Got these from my bud Big Jim.
Pictures from the Douglas, Ga Cook-Off
http://www.lazyq.com/douglas.htm
James A. "Big Jim" Whitten


----------



## Cliff H. (Nov 8, 2006)

Great pics.  Women folks jumped right in there.  8)


----------



## Bill The Grill Guy (Nov 8, 2006)

Pigs On The Wing BBQ said:
			
		

> Got these from my bud Big Jim.
> Pictures from the Douglas, Ga Cook-Off
> http://www.lazyq.com/douglas.htm
> James A. "Big Jim" Whitten



Why dont you send him an invite to this site?  Spread the love Pigs.


----------



## Pigs On The Wing BBQ (Nov 8, 2006)

I may have to do that, Jim is a hell or a good guy and is always ready to lend a hand at any kind of function. He has had his own place selling barbecue and has his fare of " Bad luck" over the last few years.


----------



## Bill The Grill Guy (Nov 8, 2006)

Pigs On The Wing BBQ said:
			
		

> I may have to do that, Jim is a hell or a good guy and is always ready to lend a hand at any kind of function.
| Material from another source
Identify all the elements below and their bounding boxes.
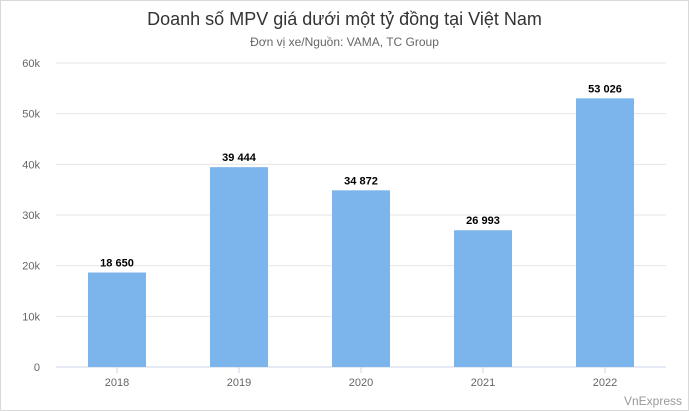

He has had his own place selling barbecue and has his fare of " Bad luck" over the last few years.



Sounds like he would fit in well here.


----------



## Bobberqer (Nov 8, 2006)

picture 12  left to right being 1,2,3,4 etc  is Jim's son, cant remember his name, real nice guy,  Big Lou, NY guy who cooked with Big Island BBQ, and has  catering truck in Queens called Breakfast and BBQ, Big Jim, and  Me, in the red long sleeve shirt... Big Jim is  a great guy...  picture 20 is Joby, from the Dixie Boys, and outgoing FBA president,  and Stump, from Stump smokers...


----------